La lección se puede extrapolar al ámbito nacional. La democracia en México —y en cualquier país— es un proceso. Como sociedad, hemos tenido avances indudables en los últimos años, sobre todo en los aspectos técnicos relacionados con la organización de las elecciones, pero seguimos atorados en la falta de equidad entre los contendientes.
Temas como otorgar una mayor cantidad de tiempos oficiales —que lamentablemente se destinan a bombardear al electorado con insufribles spots— y más recursos a quienes ganan más votos debieran ser revisados para nivelar el terreno.
Urge una ley de partidos políticos que homologue los procesos de selección de candidatos e impida que estas “entidades de interés público” sean clanes al servicio de familias y grupos.
Deben discutirse con seriedad la pertinencia de la reelección de legisladores y alcaldes, la segunda vuelta electoral y otros temas que han sido planteados como parte de la reforma política.
La relación de los medios con los candidatos, así como el papel de las encuestas, que han causado inconformidad y preocupación en muchos sectores, deberían ser debatidos en el Congreso de un modo que recoja experiencias pasadas.
También creo que tiene que someterse seriamente a revisión todo aquello que los partidos —todos— regalan a los electores en campaña: desde muñecos de peluche hasta bultos de cemento, pasando por los llamados artículos utilitarios y dinero en efectivo.
Es evidente que no pueden prohibirse los mítines, pues el derecho de asociarse y reunirse con fines políticos es una garantía consagrada en la Constitución, pero ¿acaso no puede hacerse nada para impedir los bochornosos actos de acarreo y el abuso de la pobreza?
Es amplia la agenda de pendientes en materia político-electoral, pero el camino para impulsar esos cambios pasa por el Congreso y el marco legal.

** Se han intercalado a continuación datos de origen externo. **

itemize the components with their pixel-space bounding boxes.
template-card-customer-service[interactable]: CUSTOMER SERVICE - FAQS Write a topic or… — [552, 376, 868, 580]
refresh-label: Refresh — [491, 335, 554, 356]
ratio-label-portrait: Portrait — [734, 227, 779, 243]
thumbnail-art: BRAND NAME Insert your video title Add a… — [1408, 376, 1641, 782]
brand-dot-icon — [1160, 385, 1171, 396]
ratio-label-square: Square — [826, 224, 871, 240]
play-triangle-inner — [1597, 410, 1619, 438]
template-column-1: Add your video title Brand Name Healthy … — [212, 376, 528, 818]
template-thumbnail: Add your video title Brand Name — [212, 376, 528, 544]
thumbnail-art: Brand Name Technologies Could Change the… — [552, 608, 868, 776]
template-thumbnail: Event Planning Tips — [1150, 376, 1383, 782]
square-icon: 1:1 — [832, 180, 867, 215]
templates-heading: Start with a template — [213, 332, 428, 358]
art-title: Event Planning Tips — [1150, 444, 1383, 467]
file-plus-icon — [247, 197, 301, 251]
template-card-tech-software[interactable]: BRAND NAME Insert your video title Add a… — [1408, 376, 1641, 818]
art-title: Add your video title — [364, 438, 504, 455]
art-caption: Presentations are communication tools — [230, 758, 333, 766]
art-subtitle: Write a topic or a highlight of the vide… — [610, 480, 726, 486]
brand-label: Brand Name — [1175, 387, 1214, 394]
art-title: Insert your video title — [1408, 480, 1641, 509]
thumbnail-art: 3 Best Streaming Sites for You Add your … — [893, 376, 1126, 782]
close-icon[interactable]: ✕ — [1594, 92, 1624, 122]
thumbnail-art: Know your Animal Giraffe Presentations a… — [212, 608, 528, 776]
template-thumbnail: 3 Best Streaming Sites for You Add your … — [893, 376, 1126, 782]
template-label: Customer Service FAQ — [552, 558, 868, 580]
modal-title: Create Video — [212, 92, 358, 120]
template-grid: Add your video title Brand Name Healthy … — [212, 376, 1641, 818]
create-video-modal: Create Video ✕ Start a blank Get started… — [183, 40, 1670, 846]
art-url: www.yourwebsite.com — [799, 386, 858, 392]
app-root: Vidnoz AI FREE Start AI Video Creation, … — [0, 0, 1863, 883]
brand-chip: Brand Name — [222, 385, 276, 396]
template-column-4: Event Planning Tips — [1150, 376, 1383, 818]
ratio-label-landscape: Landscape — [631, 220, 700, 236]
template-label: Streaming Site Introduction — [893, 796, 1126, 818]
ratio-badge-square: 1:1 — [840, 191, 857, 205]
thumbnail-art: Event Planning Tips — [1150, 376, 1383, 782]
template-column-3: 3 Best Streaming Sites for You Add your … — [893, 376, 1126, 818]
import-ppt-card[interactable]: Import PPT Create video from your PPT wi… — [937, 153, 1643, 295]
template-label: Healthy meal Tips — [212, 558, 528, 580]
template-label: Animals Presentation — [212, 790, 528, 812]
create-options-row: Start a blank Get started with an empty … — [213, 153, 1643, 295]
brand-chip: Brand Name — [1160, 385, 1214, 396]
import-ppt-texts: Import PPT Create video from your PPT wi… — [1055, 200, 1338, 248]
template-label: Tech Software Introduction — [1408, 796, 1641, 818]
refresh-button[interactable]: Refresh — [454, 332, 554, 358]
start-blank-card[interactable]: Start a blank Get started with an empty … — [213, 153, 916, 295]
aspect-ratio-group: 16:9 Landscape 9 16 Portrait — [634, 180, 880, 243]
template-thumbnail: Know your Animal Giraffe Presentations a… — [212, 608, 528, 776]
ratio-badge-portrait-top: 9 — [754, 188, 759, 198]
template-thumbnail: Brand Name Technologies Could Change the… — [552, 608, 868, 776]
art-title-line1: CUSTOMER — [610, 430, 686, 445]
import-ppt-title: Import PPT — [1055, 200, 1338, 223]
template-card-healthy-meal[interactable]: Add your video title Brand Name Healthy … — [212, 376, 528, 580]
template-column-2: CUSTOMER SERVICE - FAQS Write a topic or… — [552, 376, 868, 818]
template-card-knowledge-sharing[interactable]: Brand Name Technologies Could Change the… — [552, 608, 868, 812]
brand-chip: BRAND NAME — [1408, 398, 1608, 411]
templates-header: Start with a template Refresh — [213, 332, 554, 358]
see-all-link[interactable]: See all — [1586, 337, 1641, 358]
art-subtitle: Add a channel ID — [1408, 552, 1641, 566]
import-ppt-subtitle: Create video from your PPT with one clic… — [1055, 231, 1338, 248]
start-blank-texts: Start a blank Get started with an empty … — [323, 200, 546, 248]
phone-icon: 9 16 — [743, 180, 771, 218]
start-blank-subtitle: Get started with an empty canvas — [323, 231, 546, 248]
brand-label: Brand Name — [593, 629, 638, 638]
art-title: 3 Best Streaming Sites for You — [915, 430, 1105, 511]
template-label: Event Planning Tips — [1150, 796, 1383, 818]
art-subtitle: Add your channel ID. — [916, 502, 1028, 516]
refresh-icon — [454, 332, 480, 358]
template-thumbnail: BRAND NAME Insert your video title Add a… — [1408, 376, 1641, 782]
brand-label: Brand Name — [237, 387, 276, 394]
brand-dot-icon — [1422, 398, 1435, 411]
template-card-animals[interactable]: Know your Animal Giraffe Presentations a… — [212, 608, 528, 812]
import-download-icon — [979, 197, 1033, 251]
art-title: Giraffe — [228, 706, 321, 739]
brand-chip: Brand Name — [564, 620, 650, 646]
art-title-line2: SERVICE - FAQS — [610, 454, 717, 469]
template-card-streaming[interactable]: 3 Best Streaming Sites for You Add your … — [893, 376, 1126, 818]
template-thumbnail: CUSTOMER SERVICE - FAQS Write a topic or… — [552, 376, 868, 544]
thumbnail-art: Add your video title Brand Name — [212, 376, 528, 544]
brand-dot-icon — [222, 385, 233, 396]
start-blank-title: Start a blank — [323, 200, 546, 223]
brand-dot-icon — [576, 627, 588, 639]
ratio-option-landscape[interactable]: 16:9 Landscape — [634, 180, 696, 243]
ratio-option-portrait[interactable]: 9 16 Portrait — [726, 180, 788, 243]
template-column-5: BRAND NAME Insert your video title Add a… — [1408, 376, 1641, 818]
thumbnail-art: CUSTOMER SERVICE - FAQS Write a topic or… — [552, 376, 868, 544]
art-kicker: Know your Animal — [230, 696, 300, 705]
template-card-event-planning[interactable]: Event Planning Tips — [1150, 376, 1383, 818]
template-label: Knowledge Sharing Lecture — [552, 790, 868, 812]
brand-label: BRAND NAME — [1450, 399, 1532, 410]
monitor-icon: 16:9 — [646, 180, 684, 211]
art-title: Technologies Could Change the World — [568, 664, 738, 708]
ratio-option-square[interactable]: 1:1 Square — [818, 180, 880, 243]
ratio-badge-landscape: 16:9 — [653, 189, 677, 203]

En estos momentos existen las condiciones para realizar esas modificaciones: hay una conciencia pública de lo que no funciona y ninguna fuerza en la próxima Legislatura tiene la representación suficiente para dedicarse a su propia agenda.
Por eso, una vez que se presenten y se procesen las impugnaciones que haya sobre el actual proceso electoral —que no termina sino hasta que se califiquen los comicios—, lo pertinente será entrar en este debate, aprovechar las lecciones aprendidas e impulsar los cambios que se requieren. Y, por cierto, son muchos más de los que se pueden abordar en este espacio.
Pero tanto como el fondo, importa la forma. En 2006, la izquierda, la segunda fuerza política, prácticamente abandonó el escenario de las reformas cuando no supo digerir la estrecha derrota que sufrió ese año. ¿Quién lo aprovechó? El PRI.
Me pregunto si esta vez la izquierda consumirá su combustible político en una interminable inconformidad con lo sucedido en el proceso electoral o transformará sus quejas en exigencias de reforma, para lo cual tendrá dos espléndidas bancadas en el Congreso de la Unión, además de la voz autorizada de Miguel Ángel Mancera, quien ganó la Jefatura de Gobierno del Distrito Federal con una diferencia inaudita.
No quisiera pensar que esta vez la izquierda, con todo lo que ha ganado en este proceso electoral, le deje el terreno opositor al PAN en el Congreso, como se lo dejó al PRI en los últimos seis años.
A lo mejor algo puede aprender de la lucha de Ernesto Ruffo, quien en su estilo, bastante solitario, logró transformaciones a nivel local que, años después, fueron importantísimas para lo que se consiguió a nivel nacional. Si eso pudo hacer un hombre, mucho más podría hacer la segunda fuerza política del país.